Dan followed the same path at first, spending a decade at nearby Newark St. Benedict’s before finally jumping into the college ranks at Wagner, Rhode Island and then UConn.
It was these last two years where it all truly came together, Hurley taking two different rosters to the same place — a national title. Dan became just the seventh coach to manage that, but his run might be the most impressive. It wasn’t the product of a returning starting five. This was finding the right guys to play the right system under the right demands, twice.
Today’s college basketball isn’t the college basketball of even Billy Donovan (Florida 2006-2007) or Mike Krzyzewski (1991-1992), let alone Henry Iba (Oklahoma State 1945-1946) and John Wooden (1964-1965, 1967-73).
It’s fair to say no coach in basketball did a better job the past two seasons than Hurley and it’s fair to say that at no point in time has the skills required to win in college be so similar to the skills required to win in the NBA. You can’t just land a couple stud recruits.
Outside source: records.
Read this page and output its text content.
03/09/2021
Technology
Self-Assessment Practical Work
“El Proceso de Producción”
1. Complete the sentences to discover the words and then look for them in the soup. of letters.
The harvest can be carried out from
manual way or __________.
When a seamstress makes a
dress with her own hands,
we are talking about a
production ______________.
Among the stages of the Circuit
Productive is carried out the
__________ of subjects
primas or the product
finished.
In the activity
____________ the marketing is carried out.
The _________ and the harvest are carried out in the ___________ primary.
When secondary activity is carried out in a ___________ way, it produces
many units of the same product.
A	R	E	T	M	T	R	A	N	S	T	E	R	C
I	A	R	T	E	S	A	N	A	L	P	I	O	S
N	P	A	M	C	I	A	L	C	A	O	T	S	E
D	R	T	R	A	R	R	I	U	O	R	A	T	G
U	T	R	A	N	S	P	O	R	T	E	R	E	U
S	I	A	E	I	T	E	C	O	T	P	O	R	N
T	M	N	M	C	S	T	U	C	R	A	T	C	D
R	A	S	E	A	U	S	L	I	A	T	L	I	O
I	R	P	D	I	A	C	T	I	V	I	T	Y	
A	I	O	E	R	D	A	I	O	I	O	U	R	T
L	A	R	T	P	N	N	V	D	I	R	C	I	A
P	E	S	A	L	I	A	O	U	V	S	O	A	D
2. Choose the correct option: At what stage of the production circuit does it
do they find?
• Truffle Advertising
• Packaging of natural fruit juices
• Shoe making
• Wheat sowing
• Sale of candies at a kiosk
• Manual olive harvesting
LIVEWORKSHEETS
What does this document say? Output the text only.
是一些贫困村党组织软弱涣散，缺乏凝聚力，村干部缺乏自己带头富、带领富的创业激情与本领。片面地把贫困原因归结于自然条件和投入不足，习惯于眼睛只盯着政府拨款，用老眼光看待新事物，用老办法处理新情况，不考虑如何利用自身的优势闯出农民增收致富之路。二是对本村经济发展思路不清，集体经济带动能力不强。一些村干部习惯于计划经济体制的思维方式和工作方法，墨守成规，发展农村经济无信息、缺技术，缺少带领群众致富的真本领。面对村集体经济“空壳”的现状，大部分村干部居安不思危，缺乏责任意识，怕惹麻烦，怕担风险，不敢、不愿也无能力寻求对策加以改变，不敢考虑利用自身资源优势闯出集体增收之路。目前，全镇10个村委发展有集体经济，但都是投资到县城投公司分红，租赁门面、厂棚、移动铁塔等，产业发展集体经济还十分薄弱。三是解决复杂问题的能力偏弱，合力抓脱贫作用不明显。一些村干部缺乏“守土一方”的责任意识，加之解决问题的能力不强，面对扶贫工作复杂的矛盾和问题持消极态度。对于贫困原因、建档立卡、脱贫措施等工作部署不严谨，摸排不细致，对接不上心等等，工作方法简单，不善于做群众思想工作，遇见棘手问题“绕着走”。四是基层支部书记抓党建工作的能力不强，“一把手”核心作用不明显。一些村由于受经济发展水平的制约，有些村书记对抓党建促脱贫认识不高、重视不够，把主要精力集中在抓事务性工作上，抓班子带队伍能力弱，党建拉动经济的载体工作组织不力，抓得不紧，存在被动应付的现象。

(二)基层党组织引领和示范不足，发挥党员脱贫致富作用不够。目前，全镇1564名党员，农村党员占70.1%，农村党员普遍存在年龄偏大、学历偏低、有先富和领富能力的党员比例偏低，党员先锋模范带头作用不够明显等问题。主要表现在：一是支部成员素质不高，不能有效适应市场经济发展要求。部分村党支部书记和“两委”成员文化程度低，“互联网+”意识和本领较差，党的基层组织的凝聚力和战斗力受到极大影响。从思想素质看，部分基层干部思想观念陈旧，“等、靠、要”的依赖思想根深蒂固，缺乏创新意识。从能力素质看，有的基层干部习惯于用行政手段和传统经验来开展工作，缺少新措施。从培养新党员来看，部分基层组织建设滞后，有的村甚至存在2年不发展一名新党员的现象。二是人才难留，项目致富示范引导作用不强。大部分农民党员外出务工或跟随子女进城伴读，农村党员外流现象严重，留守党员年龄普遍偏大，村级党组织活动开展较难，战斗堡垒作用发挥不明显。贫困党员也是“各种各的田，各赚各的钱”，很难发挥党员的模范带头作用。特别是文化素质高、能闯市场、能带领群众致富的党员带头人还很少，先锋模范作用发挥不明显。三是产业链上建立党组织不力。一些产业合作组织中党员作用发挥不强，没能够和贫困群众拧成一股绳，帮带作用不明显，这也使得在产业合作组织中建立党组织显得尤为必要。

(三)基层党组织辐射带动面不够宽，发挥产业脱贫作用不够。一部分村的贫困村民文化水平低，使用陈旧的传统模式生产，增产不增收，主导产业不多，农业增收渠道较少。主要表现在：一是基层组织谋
Hurley’s Huskies played the game with both a relentless pace and a relentless efficiency.
It was homage to everything built and learned at the White Eagle, everything from a basketball lab that no less than Bob Knight once arrived at on a recruiting visit, surveyed not just the scene but the ethos it produced and declared, “I love this [expletive] place.”
So now here comes the Lakers — 17 NBA titles, the franchise of Magic and Kobe, of Kareem and Shaq and the Logo, the one with a celebrity row and LeBron James and LA Live.
The Lakers were willing to take a flier on a coach with a big upside — J.J. Redick has been in the mix — and Dan Hurley certainly represents that. He’s also more proven than most.
Can he coach with his same current fire 82 nights a year? Of course not. Does he need to tone down the disputes with rival fans? Of course he does. Can you run NBA practices like the players are teenagers in a bingo hall? Obviously not.
Hurley, 51, is smart. One thing being a high school coach, let alone the son of a successful high school coach, teaches is that circumstances, personalities and roster strengths fluctuate. This isn't your typical college coaching legend. He isn’t the product of a shoe company plying him with an endless stream of elite talent.
The Hurleys are pure basketball; that perfect combination of effort and intelligence that makes the game what it is.
Dan Hurley may be headed to the Lakers. It was probably inevitable.